A ação do terrorista, só ajudou aos socialistas no poder na Noruega.
Mas... acredito que tais ações isoladas acontecem devido ao avassalador poder doutrinário dominante.
A TV norueguesa não mostrou sequer uma pessoa exaltada com o ocorrido...
Milhares de noruegueses reagiram da mesma forma, colocando flores....
O norueguês atual faz parte de um rebanho dócil e dominado, sem capacidade de reação. são um novo tipo de homos, o homo docelis....


O N (orkut) comentou o seguinte:

O pior que o modelo escandinavo é usado como modelo ideal, fica difícil criticar estes países pq vira e mexe são visto como paraísos na Terra onde a igualdade social é praticada prenamente.
Digo isso pq naqueles projetos de leis ditas humanistas aqui no Brasil estão recebendo acessoria de suecos e ninguém questiona pq tudo que vem da Suécia é ótimo.


Quanto a isso, que realmente acontece, podemos mostrar o seguinte:

Algumas coisas sobre os escandinavos...

Na Escandinávia existe alto índice de depressão e suicídio.
Eles bebem muito, o alcoolismo é um problema social.
O preço de bebidas é alto, mas, eles vão no outros países comprar, existe uma "cota" de bebida que pode ser comprada fora.
No caso de suicídios temos:
No Brasil situa-se em torno de 4 por 100.000 habitante.
Nos países escandinavos é de 25/100.000 habitante.

O socialismo leva a estagnação em todos os sentidos, econômica, cultural, social e emocional, e dai para a depressão é um passo.

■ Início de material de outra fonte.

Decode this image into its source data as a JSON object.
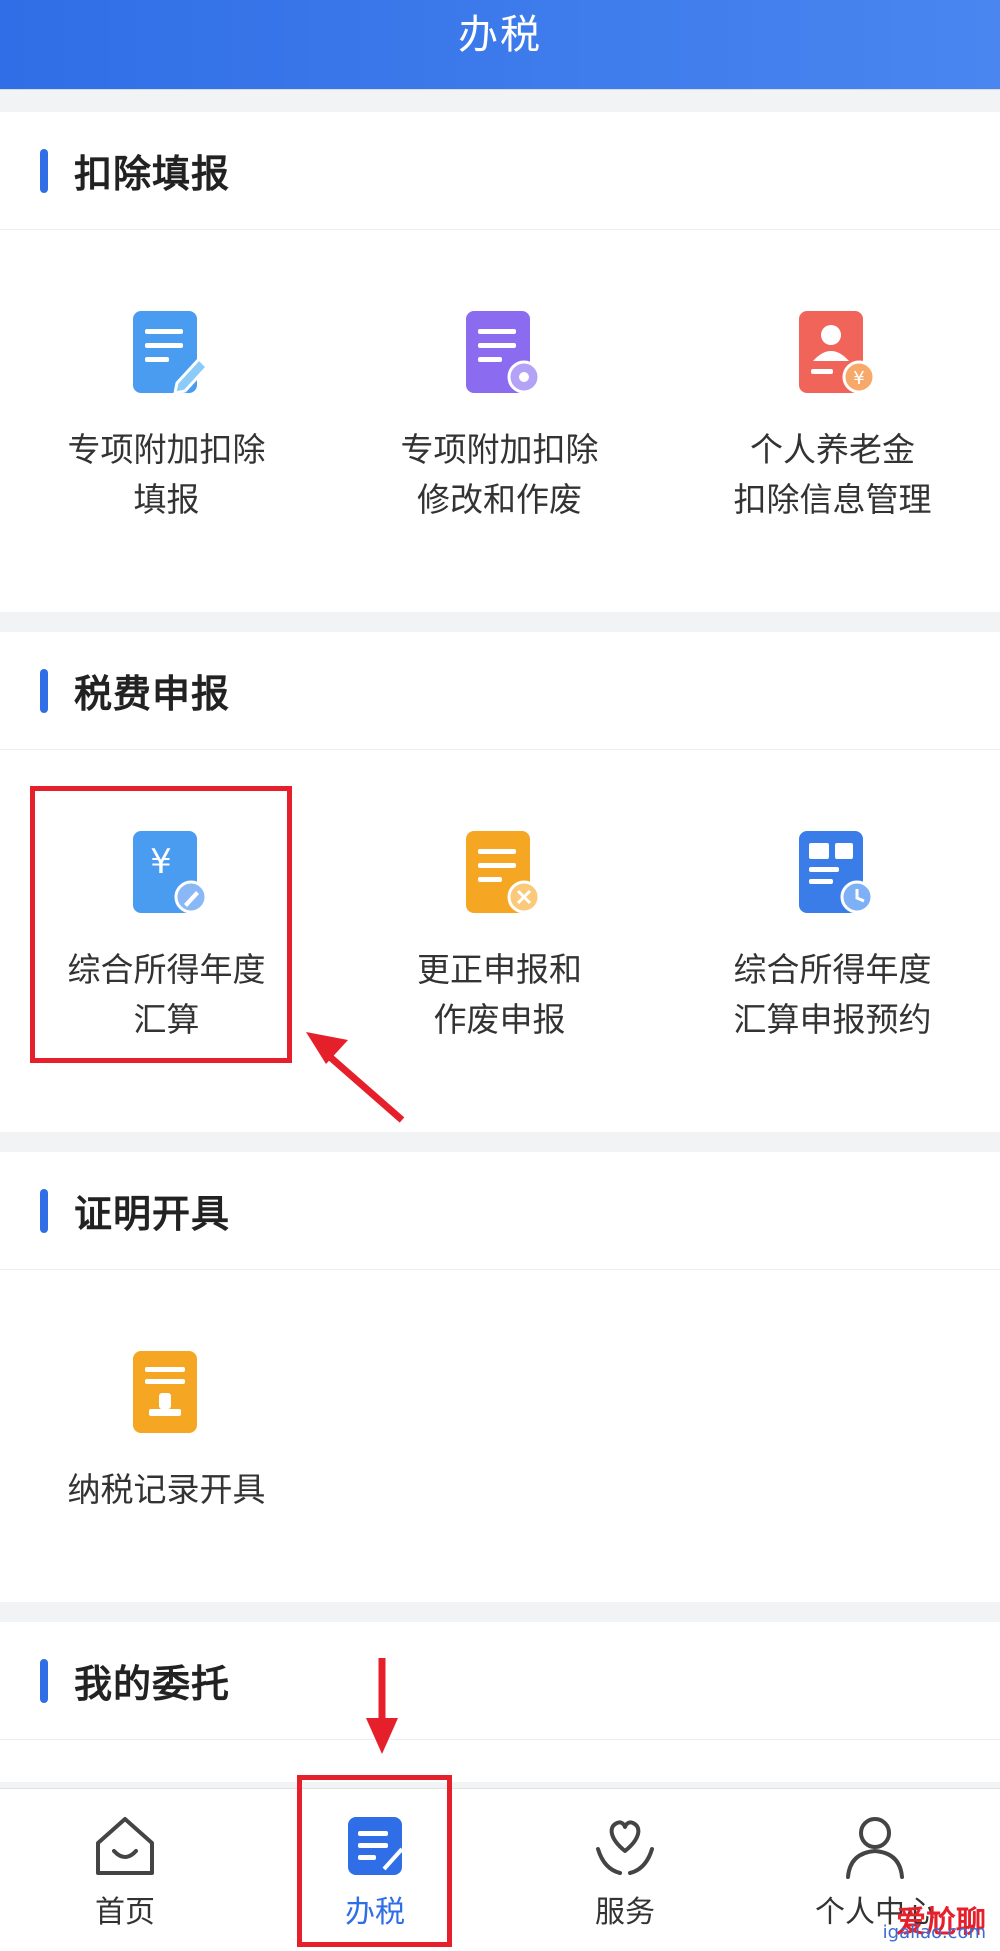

Mas, o que existe atualmente nos países escandinavos não é mais o que Karl Gunnar Myrdal projetou, os socialistas se infiltraram e tomaram posse das nações, e implantaram o socialismo parasita, semelhante ao que existe no Brasil atualmente, guardadas as devidas proporções.

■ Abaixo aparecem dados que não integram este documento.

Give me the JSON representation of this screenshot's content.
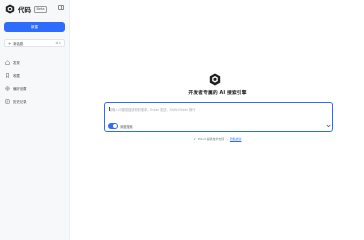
{
  "brand": {
    "name": "代码",
    "badge": "Beta"
  },
  "sidebar": {
    "new_button": "新建",
    "new_search": {
      "label": "新话题",
      "shortcut": "⌘ K"
    },
    "items": [
      {
        "label": "发现",
        "icon": "home-icon"
      },
      {
        "label": "收藏",
        "icon": "bookmark-icon"
      },
      {
        "label": "偏好设置",
        "icon": "settings-icon"
      },
      {
        "label": "历史记录",
        "icon": "history-icon"
      }
    ]
  },
  "main": {
    "title": "开发者专属的 AI 搜索引擎",
    "search": {
      "placeholder": "请输入问题或描述你的需求，Enter 发送，Shift+Enter 换行",
      "toggle_label": "深度搜索",
      "toggle_on": true
    },
    "footer": {
      "text": "Phind 提供技术支持",
      "link": "隐私协议"
    }
  },
  "colors": {
    "accent": "#2f6bff",
    "sidebar_bg": "#f7f8fa"
  }
}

Mesmo esse tipo de socialismo, em nações sem grandes riquezas naturais... irá falir.
Depois de 30 anos já começam a surgir os problemas de consumir sem produzir, e ira piorar cada vez mais até falir.


O Leonardo (orkut) comentou o seguinte:

Caro Arnaldo
Podemos concluri então que a crise na Europa não é uma crise do capitalismo e sim uma crise do sistema parasitário fiscal e previdenciário dos socialistas.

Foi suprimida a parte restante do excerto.